Internet-Draft BM for CATS June 2025
Yao & Liu Expires 11 December 2025 [Page]
Workgroup:
bmwg
Internet-Draft:
draft-yl-bmwg-cats-00
Published:
Intended Status:
Informational
Expires:
Authors:
K. Yao
China Mobile
P. Liu
China Mobile

Benchmarking Methodology for Computing-aware Traffic Steering

Abstract

Computing-aware traffic steering(CATS) is a traffic engineering approach based on the awareness of both computing and network information. This document proposes benchmarking methodologies for CATS.

Status of This Memo

This Internet-Draft is submitted in full conformance with the provisions of BCP 78 and BCP 79.

Internet-Drafts are working documents of the Internet Engineering Task Force (IETF). Note that other groups may also distribute working documents as Internet-Drafts. The list of current Internet-Drafts is at https://datatracker.ietf.org/drafts/current/.

Internet-Drafts are draft documents valid for a maximum of six months and may be updated, replaced, or obsoleted by other documents at any time. It is inappropriate to use Internet-Drafts as reference material or to cite them other than as "work in progress."

This Internet-Draft will expire on 11 December 2025.

Table of Contents

1. Introduction

Computing-aware traffic Steering(CATS) is a traffic engineering approach considering both computing and network metrics, in order to select appropriate service instances. Some of the latency-sensitive, throughput-sensitive applications or compute-intensive applications need CATS to guarantee effective instance selection, which are mentioned in [I-D.ietf-cats-usecases-requirements]. There is also a general CATS framework [I-D.ietf-cats-framework] for implementation guidance. However, considering there are many computing and network metrics that can be selected for traffic steering, as proposed in [I-D.ietf-cats-metric-definition], some benchmarking test methods are required to validate the effectiveness of different CATS metrics. Besides, there are also different deployment approaches, i.e. the distributed approach and the centralized approach, and there are also multiple objectives for instance selection, for example, instance with lowest end-to-end latency or the highest system utilization. The benchmarking methodology proposed in this document is essential for guiding CATS implementation.

2. Definition of Terms

This document uses the following terms defined in [I-D.ietf-cats-framework]: CATS: Computing-aware Traffic Steering C-PS: CATS path-selection

This document further defines:

CATS Router: Router that supports CATS mechanisms for traffic engineering. ECMP: Equal cost multi-path routing

3. Test Methodology

3.1. Test Setup

The test setup in general is compliant with [RFC2544]. As is mentioned in the introduction, there are basically two approaches for CATS deployment. The centralized approach and the distributed approach. The difference primarily sits in how CATS metrics are collected and distributed into the network and accordingly, where the CATS path selector(C-PS) is placed to make decisions, as is defined in [I-D.ietf-cats-framework].

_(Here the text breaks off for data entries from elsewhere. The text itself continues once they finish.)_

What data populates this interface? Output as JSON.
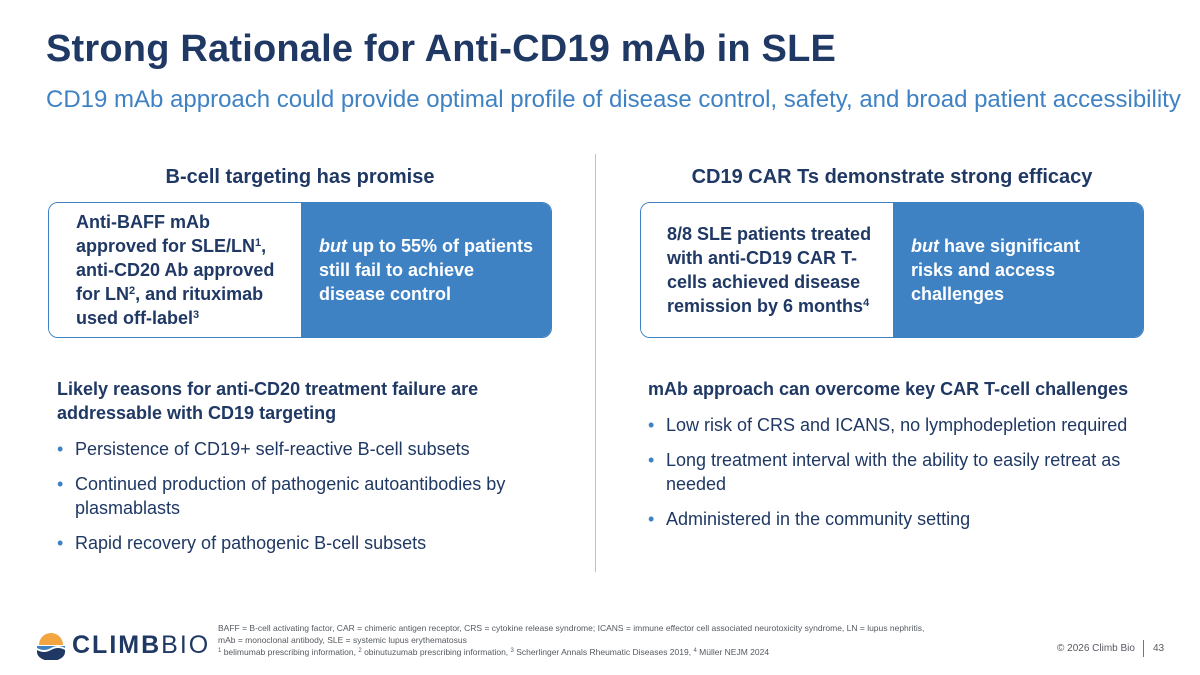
{
  "title": "Strong Rationale for Anti-CD19 mAb in SLE",
  "subtitle": "CD19 mAb approach could provide optimal profile of disease control, safety, and broad patient accessibility",
  "left": {
    "heading": "B-cell targeting has promise",
    "card_left": {
      "t1": "Anti-BAFF mAb approved for SLE/LN",
      "s1": "1",
      "t2": ", anti-CD20 Ab approved for LN",
      "s2": "2",
      "t3": ", and rituximab used off-label",
      "s3": "3"
    },
    "card_right": {
      "em": "but",
      "text": " up to 55% of patients still fail to achieve disease control"
    },
    "section_heading": "Likely reasons for anti-CD20 treatment failure are addressable with CD19 targeting",
    "bullets": [
      "Persistence of CD19+ self-reactive B-cell subsets",
      "Continued production of pathogenic autoantibodies by plasmablasts",
      "Rapid recovery of pathogenic B-cell subsets"
    ]
  },
  "right": {
    "heading": "CD19 CAR Ts demonstrate strong efficacy",
    "card_left": {
      "t1": "8/8 SLE patients treated with anti-CD19 CAR T-cells achieved disease remission by 6 months",
      "s1": "4"
    },
    "card_right": {
      "em": "but",
      "text": " have significant risks and access challenges"
    },
    "section_heading": "mAb approach can overcome key CAR T-cell challenges",
    "bullets": [
      "Low risk of CRS and ICANS, no lymphodepletion required",
      "Long treatment interval with the ability to easily retreat as needed",
      "Administered in the community setting"
    ]
  },
  "footnotes": {
    "line1": "BAFF = B-cell activating factor, CAR = chimeric antigen receptor, CRS = cytokine release syndrome; ICANS = immune effector cell associated neurotoxicity syndrome, LN = lupus nephritis,",
    "line2": "mAb = monoclonal antibody, SLE = systemic lupus erythematosus",
    "n1": "1",
    "r1": " belimumab prescribing information, ",
    "n2": "2",
    "r2": " obinutuzumab prescribing information, ",
    "n3": "3",
    "r3": " Scherlinger Annals Rheumatic Diseases 2019, ",
    "n4": "4",
    "r4": " Müller NEJM 2024"
  },
  "logo": {
    "bold": "CLIMB",
    "light": "BIO"
  },
  "copyright": "© 2026 Climb Bio",
  "page_number": "43",
  "colors": {
    "navy": "#1f3864",
    "accent_blue": "#3f82c4",
    "logo_orange": "#f2a541"
  },
  "icons": {
    "logo_mark": "mountain-sun-icon",
    "bullet": "bullet-dot-icon"
  }
}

3.1.1. Test Setup - Centralized Approach

Figure 1 shows the test setup of the centralized approach to implement CATS. The centralized test setup is similar to the Software Defined Networking(SDN) standalone mode test setup defined in [RFC8456]. The DUT locates at the same place with the SDN controller. In the centralized approach, SDN controller takes both the roles of CATS metrics collection and the decision making for instance selection as well as traffic steering. The SDN controller is connected with application plane via interface 2(I2), and is connected to Edge server manager via interface 4(I4). The Southbound interface(I1) of the SDN controller is connected with the forwarding plane. Service request is sent from application to the SDN controller through I2. CATS metrics are collected from Edge server manager via I4. The traffic steering polocies are configured through I1. In the forwarding plane, CATS router 1 serves as the ingress node and is connected with the host which is an application plane emulator. CATS router 2 and CATS router 3 serve as the egress nodes and are connected with two edge servers respectively. Both of the edge servers are connected with edge server manager via I3. I3 is an internal interface for CATS metrics collection within edge sites.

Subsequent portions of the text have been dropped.